Studi Baru: Terlalu Kurus Bisa Mematikan Lebih dari Obesitas

Sebuah penelitian terbaru mengungkapkan bahwa memiliki berat badan terlalu kurus dapat meningkatkan risiko kematian lebih besar dibandingkan dengan mereka yang mengalami kelebihan berat badan atau sedikit obesitas. Penelitian ini melibatkan 85.761 partisipan selama periode lima tahun, di mana 7.555 di antaranya meninggal dunia, sebagian besar adalah perempuan dengan usia rata-rata 66,4 tahun. Temuan ini berpotensi mengubah cara pandang masyarakat terkait berat badan dan kesehatan.

Penelitian ini, yang akan dipresentasikan di pertemuan tahunan European Association for the Study of Diabetes di Wina, Austria, menyoroti bahwa individu dengan kelebihan berat badan atau obesitas ringan tidak memiliki risiko kematian yang lebih tinggi dibandingkan dengan mereka yang memiliki Indeks Massa Tubuh (BMI) sehat, yang berkisar antara 22,5 hingga 25. Mereka yang tergolong dalam kategori “gemuk tapi sehat” ini memiliki BMI antara 25 hingga 35.

Sebaliknya, partisipan dengan BMI 18,5 ke bawah—yang dianggap terlalu kurus—ternyata 2,7 kali lebih mungkin untuk meninggal. Bahkan, mereka yang memiliki BMI di rentang 18,5 hingga 20 dua kali lebih berisiko, dan yang berada pada kisaran BMI 20 hingga 22,5 memiliki risiko 27% lebih tinggi dibandingkan kelompok acuan. Dr. Sigrid Bjerge Gribsholt dari Aarhus University Hospital, yang memimpin penelitian ini, menuturkan bahwa salah satu faktor yang mungkin mempengaruhi hasil adalah “reverse causation”, di mana penurunan berat badan disebabkan oleh penyakit yang mendasari.

Salah satu poin menarik dari penelitian ini adalah temuan mengenai lemak tersembunyi atau visceral fat, yang melilit organ dalam seperti hati dan usus. Lemak ini sangat berbahaya karena tidak terlihat secara langsung. Meskipun seseorang tampak kurus, mereka mungkin memiliki lemak tersembunyi dalam jumlah yang berbahaya bagi kesehatan.

Riset ini juga menyoroti bahwa bentuk tubuh lebih penting daripada sekadar angka berat badan dalam menentukan kesehatan jantung. Misalnya, pria dengan bentuk tubuh “apel”, yang cenderung memiliki lemak di perut, lebih rentan terhadap masalah jantung. Di sisi lain, wanita dengan bentuk tubuh “pir”, dengan lemak di pinggul dan paha, cenderung memiliki jantung yang lebih sehat.

Hasil penelitian ini menunjukkan bahwa lebih banyak perhatian harus diberikan pada komposisi tubuh dan distribusi lemak, bukan hanya berat badan total. Penelitian sebelumnya telah memberikan indikasi bahwa terlalu kurus memang meningkatkan risiko kesehatan, namun hasil terbaru ini memberikan data yang lebih konkret.

Para ahli kesehatan mengingatkan masyarakat untuk tidak hanya fokus pada angka di timbangan, tetapi juga memperhatikan gaya hidup sehat, pola makan yang seimbang, dan aktivitas fisik yang teratur.
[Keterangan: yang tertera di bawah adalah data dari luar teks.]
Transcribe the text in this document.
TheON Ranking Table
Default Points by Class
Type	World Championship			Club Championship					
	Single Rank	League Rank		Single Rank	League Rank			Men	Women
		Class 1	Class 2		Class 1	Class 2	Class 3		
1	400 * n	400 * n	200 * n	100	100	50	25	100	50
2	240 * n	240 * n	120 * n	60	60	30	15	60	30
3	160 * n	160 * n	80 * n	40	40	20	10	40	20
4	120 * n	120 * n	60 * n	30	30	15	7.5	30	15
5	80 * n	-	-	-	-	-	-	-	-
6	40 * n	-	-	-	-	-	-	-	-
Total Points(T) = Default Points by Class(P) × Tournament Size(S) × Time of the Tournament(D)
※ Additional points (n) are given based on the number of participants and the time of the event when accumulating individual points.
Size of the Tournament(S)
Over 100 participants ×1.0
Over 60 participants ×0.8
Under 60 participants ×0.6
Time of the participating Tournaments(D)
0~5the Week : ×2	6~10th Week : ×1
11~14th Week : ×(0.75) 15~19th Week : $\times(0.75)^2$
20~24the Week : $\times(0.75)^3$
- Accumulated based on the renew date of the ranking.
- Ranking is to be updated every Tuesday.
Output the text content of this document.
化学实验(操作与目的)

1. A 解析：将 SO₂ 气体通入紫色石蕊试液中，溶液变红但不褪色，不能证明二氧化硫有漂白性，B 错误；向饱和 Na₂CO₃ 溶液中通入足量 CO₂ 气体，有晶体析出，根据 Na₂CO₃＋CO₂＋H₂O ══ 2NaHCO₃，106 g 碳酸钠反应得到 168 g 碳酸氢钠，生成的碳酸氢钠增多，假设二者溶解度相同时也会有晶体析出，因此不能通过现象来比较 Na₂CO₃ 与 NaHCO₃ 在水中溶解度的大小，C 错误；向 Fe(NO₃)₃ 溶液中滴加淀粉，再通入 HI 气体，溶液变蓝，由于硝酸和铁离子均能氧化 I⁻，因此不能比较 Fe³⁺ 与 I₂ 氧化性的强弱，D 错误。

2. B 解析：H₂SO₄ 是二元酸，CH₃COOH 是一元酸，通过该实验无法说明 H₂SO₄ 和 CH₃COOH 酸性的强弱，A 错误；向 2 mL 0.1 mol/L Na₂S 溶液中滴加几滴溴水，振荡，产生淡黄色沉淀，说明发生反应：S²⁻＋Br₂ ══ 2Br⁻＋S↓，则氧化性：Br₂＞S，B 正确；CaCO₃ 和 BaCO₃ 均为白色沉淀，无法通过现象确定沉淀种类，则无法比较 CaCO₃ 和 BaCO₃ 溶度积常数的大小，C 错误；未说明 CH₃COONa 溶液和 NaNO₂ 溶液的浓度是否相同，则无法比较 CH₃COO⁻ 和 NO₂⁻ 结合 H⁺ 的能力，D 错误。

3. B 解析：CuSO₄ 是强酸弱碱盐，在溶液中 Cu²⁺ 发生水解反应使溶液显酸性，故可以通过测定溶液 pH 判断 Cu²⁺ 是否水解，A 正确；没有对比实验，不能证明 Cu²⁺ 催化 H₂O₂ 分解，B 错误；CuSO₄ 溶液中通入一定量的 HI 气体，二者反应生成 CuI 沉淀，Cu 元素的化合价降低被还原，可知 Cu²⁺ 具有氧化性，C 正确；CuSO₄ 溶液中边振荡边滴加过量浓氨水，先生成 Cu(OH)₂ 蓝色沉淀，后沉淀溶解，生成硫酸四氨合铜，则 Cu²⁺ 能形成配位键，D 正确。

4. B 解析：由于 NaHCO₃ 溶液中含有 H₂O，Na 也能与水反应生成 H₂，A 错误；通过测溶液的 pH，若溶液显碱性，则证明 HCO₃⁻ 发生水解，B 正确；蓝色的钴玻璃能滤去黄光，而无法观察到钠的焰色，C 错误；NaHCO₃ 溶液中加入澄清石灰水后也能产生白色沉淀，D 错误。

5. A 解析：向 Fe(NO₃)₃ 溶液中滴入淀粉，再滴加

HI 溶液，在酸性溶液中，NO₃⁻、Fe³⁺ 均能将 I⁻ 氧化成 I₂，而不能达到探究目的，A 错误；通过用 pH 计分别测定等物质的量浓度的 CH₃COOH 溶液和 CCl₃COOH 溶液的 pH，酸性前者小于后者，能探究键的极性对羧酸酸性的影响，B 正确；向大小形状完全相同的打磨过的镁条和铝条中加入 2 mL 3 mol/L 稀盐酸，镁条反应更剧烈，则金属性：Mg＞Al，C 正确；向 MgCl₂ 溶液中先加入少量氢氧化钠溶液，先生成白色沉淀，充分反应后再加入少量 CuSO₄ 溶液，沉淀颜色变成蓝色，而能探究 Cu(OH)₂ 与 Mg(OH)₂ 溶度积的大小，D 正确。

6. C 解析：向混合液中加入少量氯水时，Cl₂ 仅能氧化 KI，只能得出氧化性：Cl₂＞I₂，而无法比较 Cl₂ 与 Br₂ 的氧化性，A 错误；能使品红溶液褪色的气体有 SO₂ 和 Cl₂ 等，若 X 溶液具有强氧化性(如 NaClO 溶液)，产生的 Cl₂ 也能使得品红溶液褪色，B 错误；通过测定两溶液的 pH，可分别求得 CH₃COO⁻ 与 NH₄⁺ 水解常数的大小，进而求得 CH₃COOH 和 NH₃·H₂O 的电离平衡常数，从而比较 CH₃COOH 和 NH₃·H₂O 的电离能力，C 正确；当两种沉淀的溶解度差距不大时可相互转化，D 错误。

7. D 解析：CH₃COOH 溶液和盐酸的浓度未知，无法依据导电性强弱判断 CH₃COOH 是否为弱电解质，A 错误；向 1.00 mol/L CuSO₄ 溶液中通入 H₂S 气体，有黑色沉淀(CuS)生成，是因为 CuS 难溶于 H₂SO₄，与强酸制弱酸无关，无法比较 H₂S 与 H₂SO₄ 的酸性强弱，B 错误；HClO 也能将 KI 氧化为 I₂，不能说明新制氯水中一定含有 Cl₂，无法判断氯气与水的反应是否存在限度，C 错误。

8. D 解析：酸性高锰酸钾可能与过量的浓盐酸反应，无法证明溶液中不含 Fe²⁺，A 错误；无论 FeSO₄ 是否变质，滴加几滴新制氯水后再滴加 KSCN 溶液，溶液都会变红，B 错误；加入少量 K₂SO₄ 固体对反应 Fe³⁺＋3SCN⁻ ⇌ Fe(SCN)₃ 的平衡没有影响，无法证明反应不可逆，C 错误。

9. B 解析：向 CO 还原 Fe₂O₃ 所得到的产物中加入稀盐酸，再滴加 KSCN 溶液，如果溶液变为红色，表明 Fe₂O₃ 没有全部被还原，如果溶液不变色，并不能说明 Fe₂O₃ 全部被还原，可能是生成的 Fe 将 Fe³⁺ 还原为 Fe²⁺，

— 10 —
Ini bisa menjadi panduan penting dalam mencegah risiko penyakit yang berhubungan dengan berat badan.

Penting untuk dicatat bahwa obesitas tingkat 2, yang ditandai dengan BMI di kisaran 35 hingga 40, justru dikaitkan dengan peningkatan risiko kematian sebesar 23%, menunjukkan bahwa tidak semua orang dengan berat badan berlebih harus dianggap tidak sehat.

Secara keseluruhan, hasil penelitian ini memberikan perspektif baru mengenai pandangan masyarakat terhadap berat badan. Dengan mencermati risiko kesehatan yang terkadang tidak terduga, terutama bagi mereka yang terlalu kurus, diharapkan masyarakat bisa lebih bijak dalam menjaga kesehatan dan memahami bahwa kesehatan bukan sekadar soal angka di timbangan, tetapi tentang keseluruhan kesejahteraan fisik dan mental.